Messaging — Kafka implementation using puppet

Sorin Tudor
METRO SYSTEMS Romania
9 min readOct 27, 2017

--

As human beings need to interconnect and interact with each other, so do systems. And our corporate landscape has lots of them, be it legacy or brand-new systems.

So far, we have been using traditional messaging solutions, from well-known vendors. This proved to be reliable and fast. However, requirements to interconnect new platforms lead us to think of portfolio extension, in terms of messaging.

This has been a very pleasant journey; we would like to look to the past and share it with you.

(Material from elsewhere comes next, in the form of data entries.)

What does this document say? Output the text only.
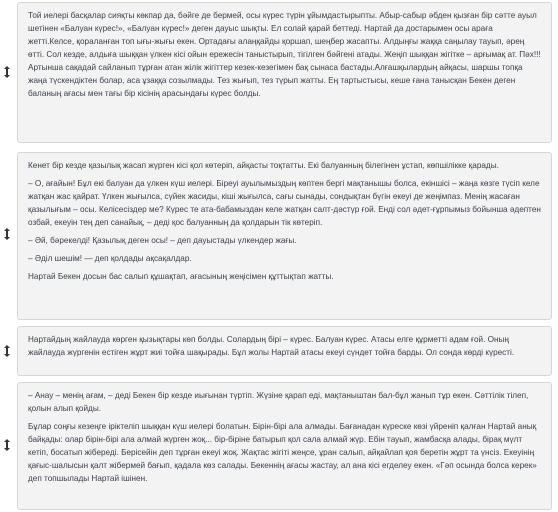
Той иелері басқалар сияқты көкпар да, бәйге де бермей, осы күрес түрін ұйымдастырыпты. Абыр-сабыр әбден қызған бір сәтте ауыл шетінен «Балуан күрес!», «Балуан күрес!» деген дауыс шықты. Ел солай қарай беттеді. Нартай да достарымен осы араға жетті.Келсе, қораланған топ ығы-жығы екен. Ортадағы алаңқайды қоршап, шеңбер жасапты. Алдыңғы жаққа саңылау тауып, әрең өтті. Сол кезде, алдыға шыққан үлкен кісі ойын ережесін таныстырып, тігілген бәйгені атады. Жеңіп шыққан жігітке – арғымақ ат. Пәх!!!Артынша сақадай сайланып тұрған атан жілік жігіттер кезек-кезегімен бақ сынаса бастады.Алғашқылардың айқасы, шаршы топқа жаңа түскендіктен болар, аса ұзаққа созылмады. Тез жығып, тез түрып жатты. Ең тартыстысы, кеше ғана танысқан Бекен деген баланың ағасы мен тағы бір кісінің арасындағы күрес болды.

Кенет бір кезде қазылық жасап жүрген кісі қол көтеріп, айқасты тоқтатты. Екі балуанның білегінен ұстап, көпшілікке қарады.

– О, ағайын! Бұл екі балуан да үлкен күш иелері. Біреуі ауылымыздың көптен бергі мақтанышы болса, екіншісі – жаңа көзге түсіп келе жатқан жас қайрат. Үлкен жығылса, сүйек жасиды, кіші жығылса, сағы сынады, сондықтан бүгін екеуі де жеңімпаз. Менің жасаған қазылығым – осы. Келісесіздер ме? Күрес те ата-бабамыздан келе жатқан салт-дәстүр ғой. Енді сол әдет-ғұрпымыз бойынша әдептен озбай, екеуін тең деп санайық, – деді қос балуанның да қолдарын тік көтеріп.

– Әй, бәрекелді! Қазылық деген осы! – деп дауыстады үлкендер жағы.

– Әділ шешім! — деп қолдады ақсақалдар.

Нартай Бекен досын бас салып құшақтап, ағасының жеңісімен құттықтап жатты.

Нартайдың жайлауда көрген қызықтары көп болды. Солардың бірі – күрес. Балуан күрес. Атасы елге құрметті адам ғой. Оның жайлауда жүргенін естіген жұрт жиі тойға шақырады. Бұл жолы Нартай атасы екеуі сүндет тойға барды. Ол сонда көрді күресті.

– Анау – менің ағам, – деді Бекен бір кезде иығынан түртіп. Жүзіне қарап еді, мақтаныштан бал-бұл жанып тұр екен. Сәттілік тілеп, қолын алып қойды.

Бұлар соңғы кезеңге іріктеліп шыққан күш иелері болатын. Бірін-бірі ала алмады. Бағанадан күреске көзі үйреніп қалған Нартай анық байқады: олар бірін-бірі ала алмай жүрген жоқ... бір-біріне батырып қол сала алмай жүр. Ебін тауып, жамбасқа алады, бірақ мүлт кетіп, босатып жібереді. Берісейін деп тұрған екеуі жоқ. Жақтас жігіті жеңсе, ұран салып, айқайлап қоя беретін жұрт та үнсіз. Екеуінің қағыс-шалысын қалт жібермей бағып, қадала көз салады. Бекеннің ағасы жастау, ал ана кісі егделеу екен. «Гәп осында болса керек» деп топшылады Нартай ішінен.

Today we will talk about Apache Kafka and the points we found essential in order to deploy it safely in production. Surely, there are lots of other things to be implemented in time, but let’s start with small and well established steps. And the picture is big

The easiest way to clarify these steps is by providing small and concise answers to a couple of questions that are important.

Why Apache Kafka?

Well, because it’s fast, very fast actually, it can transfer hundreds of thousands of messages per second if you scale your clusters with care and you make sure that you have a correct estimation in the first place.

It is cloud-oriented and scalable. This reason is actually more and more important in our days since the majority of the applications and the computing are migrated to clouds in different data-centers. One can-not ignore that anymore.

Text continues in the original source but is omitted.